I have been musing upon this topic.
Here are the pertinent Maine rules:
Me. R. App.P. 12 (c) provides: “A memorandum of decision decides a case, but does not establish precedent and will not be published on the Judicial Branch website or in the Maine Reports.”
- State of MaineSupreme Judicial Court Docket No. SJC-216 ORDER (dated Aug. 20, 1996):
The order of this Court, dated January 27, 1966, as amended by the order of December 1, 1982, is further amended to read as follows:…
6. Memorandum Decisions and Summary Orders shall not be published in the Atlantic Reporter and shall not be cited as precedent for any matter addressed therein.
The August 2004 Advisory Notes to Rule 12(c) provide that “A memorandum of decision may be used to decide cases in which the law governing resolution of the case is clear and no legal principle is being newly established or modified.” Justice Alexander writes in Maine Appellate Practice, §12(c) that “[a]n additional basis for a memorandum decision can be found in the First Circuit’s observation that when a trial court accurately evaluates a cases, applies the proper legal rules, and articulates a persuasive rationale, ‘“’an appellate court should refrain from writing at length to no other end than to hear its own words resonate.” (citing U.S. v. Leland, 2006 U.S. App. Lexis 24085 (1st Cir. 2006), citing Lawton v. State Mut. Life Assoc. Co., 101 F.3d 218, 220 (1st Cir. 1996).
I have been on the Appellee side of a Mem. Dec one or two times and felt fine. While it would be nice to have a victory enshrined in the published reports and be able to cite it in other briefs, a win is a win. The situation seemed to involve cases in which the legal principles were clear, but the appellant was arguing how those principles should have been applied to the particular facts, or the issue was otherwise fact-sensitive (e.g the appellant was making a sufficiency of the evidence claim).
I have been on the Appellant side of a Mem. Dec – or a functional equivalent – once, and it haunts me still. It was a Mem. Dec because it was a 3-3 vote (one of the Justices was out of town). When the vote is even, the decision below stands, so I lost. This was one of the only times I filed a motion to reconsider, asking to have the missing Justice weigh in because I was sure that he’d be on my side. But it was not to be.
I had Justice Alexander’s equivalent of a Mem. Dec in the federal courts once, in my first appeal to the First Circuit – a short decision saying affirmed for the reasons given by the district court. That one didn’t bother me as much because the appeal was very uphill; the oral argument was great fun; and the decision below was rather detailed, so if the Court of Appeals wanted to save a few trees not repeating what the district court had said, I couldn’t blame it.

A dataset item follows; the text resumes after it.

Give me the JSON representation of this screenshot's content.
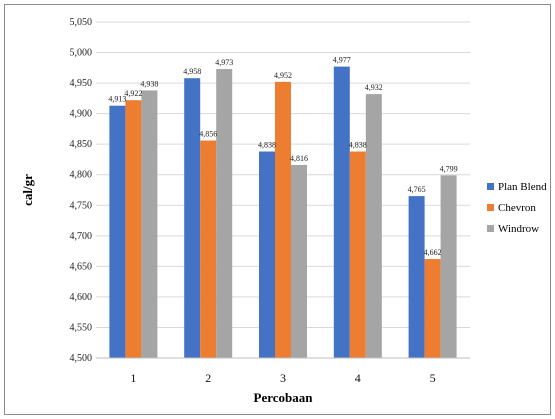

Here are my two cents based on the above rules and experience:
1. It would be helpful if the SJC posted the Mem. Decs on its web site, like the First Circuit does with its unpublished opinions. What’s the harm? Maybe it will discourage doomed appeals – if someone wants to peruse and sees that a case like theirs was Mem. Dec-ed, they would know not to try it themselves. On the other hand, they don’t have to peruse or find the decision — it remains "unpublished" in that it has no precedential value and you won’t find it in a reporter.
2. If there is any doubt that a legal principle hasn’t been made crystal clear by a previously published decision (and the line been what a new legal principle is and applying that principle to different sets of facts can be pretty blurry), it would be helpful if the Court didn’t Mem.Dec, but published. One easy test to determine whether a legal principle has been made clear previously might be if every sentence with any legal weight in the new decision is followed by a case cite, i.e., the court can easily identify where the principle was squarely made clear before.
Unlike the SJC, the First Circuit puts its decisions not for publication on its website. The First Circuit’s local rule on when it publishes (Local Rule 36.0) provides basically that a panel may choose not to publish when it’s not establishing new law, not applying an established rule to novel facts or the decision won’t otherwise guide future litigants.
At least in the federal arena, there’s been a lot of discussion about published versus unpublished decisions, and what’s precedent and what isn’t given the new world of the internet in which being in a West reporter doesn’t define the world of find-able decisions. See F.R.A.P 32.1 (a court cannot prohibit the citation of an unpublished opinion issued after Jan. 1, 2007); Local Rule 32.10 (unpublished decisions from the First Circuit from whatever date can be cited and will be considered for their “persuasive value” but not be deemed binding precedent); and Local Rule 36.0(c) (while Rule 32.1 says you can cite our unpublished decisions keep in mind that the panel which issued the decision thinks it has no precedential value)).